>> Saturday, June 13, 2009

Carmen has been my counterpart at school since the very beginning. Here in the English program, we are required to work with Nicaraguan counterpart teachers so we're not taking a job away from a Nicaraguan, and so our work will be more sustainable as our counterparts improve their English and their teaching methodologies. So we plan for all of the classes together on the weekends, then teach together during the week.

The first time I met Carmen was at our Counterpart Day during training, and I honestly found her really intimidating and I thought she hated me. I was even more worried because we had to live with Carmen and her family for the first six weeks that we were in Masaya. Fortunately, my first impression was wrong and Carmen turned out to be not only my colleague but also one of my best friends here.
Carmen is unlike any other Nicaraguan I've come to know; she is a really tough lady and has a strong sense of fairness and right and wrong. Carmen is very different from the Nicaraguan women I met in training: she's independent and raised her daughter by herself and cares for her granddaughter while also working as a teacher. She's one of the only people that doesn't continually ask when Paul and I are planning to have kids, and she stands up for me when others ask by saying that we're still young and it's better for us to complete our educations and have jobs and establish ourselves before rushing to bring kids into the mix. Though that's not revolutionary idea to have in the States, it is quite atypical here, and is one of many examples of Carmen's modern thinking and willingness to disagree with the majority.

I've come to trust Carmen a lot and can talk honestly with her about any subject. Carmen and I have a lot of free time between classes, and we use the time to talk about just about anything. She's probably the only Nicaraguan I feel comfortable talking to about the things about this country and culture that I dislike--the sexism, the way politics influences all decisions, and the way people are mean to dogs, for instance. In Nicaragua it's pretty risky for Americans like us to discuss topics like politics because people feel very strongly about those issues and are often biased by their loyalties, but Carmen is always honest and open about her opinions and she is never afraid to call it like she sees it, always while thinking critically about each topic. Carmen and I are also very similar in that we enjoy complaining and finding the irony in things, so we really were a perfect match.

During the last two years I've also gotten to know Carmen's daughter, Lizayara, and her granddaughter, Natalie. Lizayara has been studying English in Managua on Saturdays and I'm amazed at how well she speaks after a short amount of time. She's one of the most studious people I've met here, and though she doesn't yet know what she'd like to do as a career (engineering and medical school are a couple of her top contenders), I know she'll find success and grow up to be as smart and independent as her mom. Recently Lizayara invited us to her 16th birthday party this spring:
I'm amazed at how much Natalie, Carmen's granddaughter (also in the picture above), has changed over the last two years. When we first moved in with Carmen, she was living with her son and helping care for Natalie because Natalie's mom was killed in a motorcycle accident the year before. Natalie was very shy and quiet and I'm pretty sure she found me really annoying. Now when I go to Carmen's on the weekend and Natalie is visiting, she's a lively little girl who is always scheming to get cookies and is willing to talk with me and let me help her study for her upcoming tests, and is even eager to show off the English she's learning in school.

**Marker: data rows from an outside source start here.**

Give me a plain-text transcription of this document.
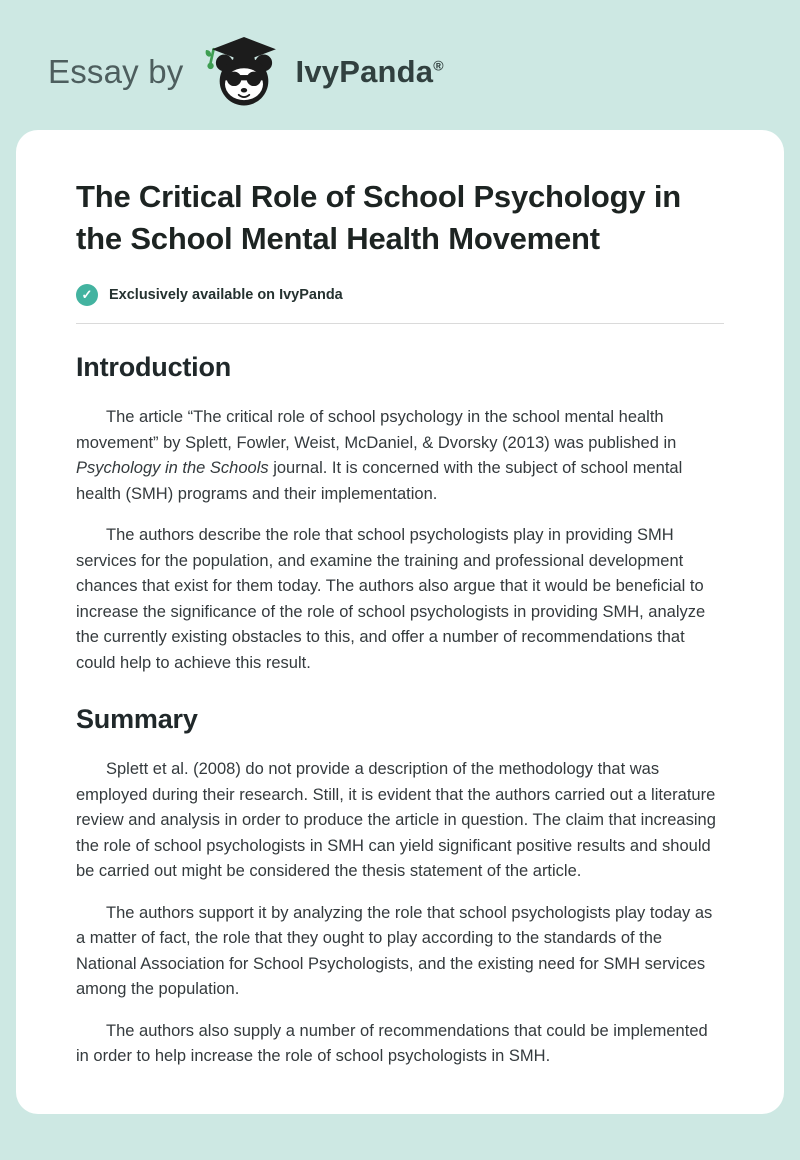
Essay by	IvyPanda®
The Critical Role of School Psychology in the School Mental Health Movement
✓	Exclusively available on IvyPanda
Introduction

The article “The critical role of school psychology in the school mental health movement” by Splett, Fowler, Weist, McDaniel, & Dvorsky (2013) was published in Psychology in the Schools journal. It is concerned with the subject of school mental health (SMH) programs and their implementation.

The authors describe the role that school psychologists play in providing SMH services for the population, and examine the training and professional development chances that exist for them today. The authors also argue that it would be beneficial to increase the significance of the role of school psychologists in providing SMH, analyze the currently existing obstacles to this, and offer a number of recommendations that could help to achieve this result.

Summary

Splett et al. (2008) do not provide a description of the methodology that was employed during their research. Still, it is evident that the authors carried out a literature review and analysis in order to produce the article in question. The claim that increasing the role of school psychologists in SMH can yield significant positive results and should be carried out might be considered the thesis statement of the article.

The authors support it by analyzing the role that school psychologists play today as a matter of fact, the role that they ought to play according to the standards of the National Association for School Psychologists, and the existing need for SMH services among the population.

The authors also supply a number of recommendations that could be implemented in order to help increase the role of school psychologists in SMH.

On my last day at school the teachers threw me a despedida, a going away party. I had to say a few words, and as I was talking about how much I appreciated Carmen, I started to tear up, the first time since we've started saying our goodbyes. Tomorrow Carmen, Lizayara, and Natalie are coming over to have lunch with us, and we're also going to make sure that they have e-mail accounts and give them a crash course in how to use Skype so we can stay in touch. Carmen really has meant a lot to me during these two years, and it's going to be tough to say goodbye.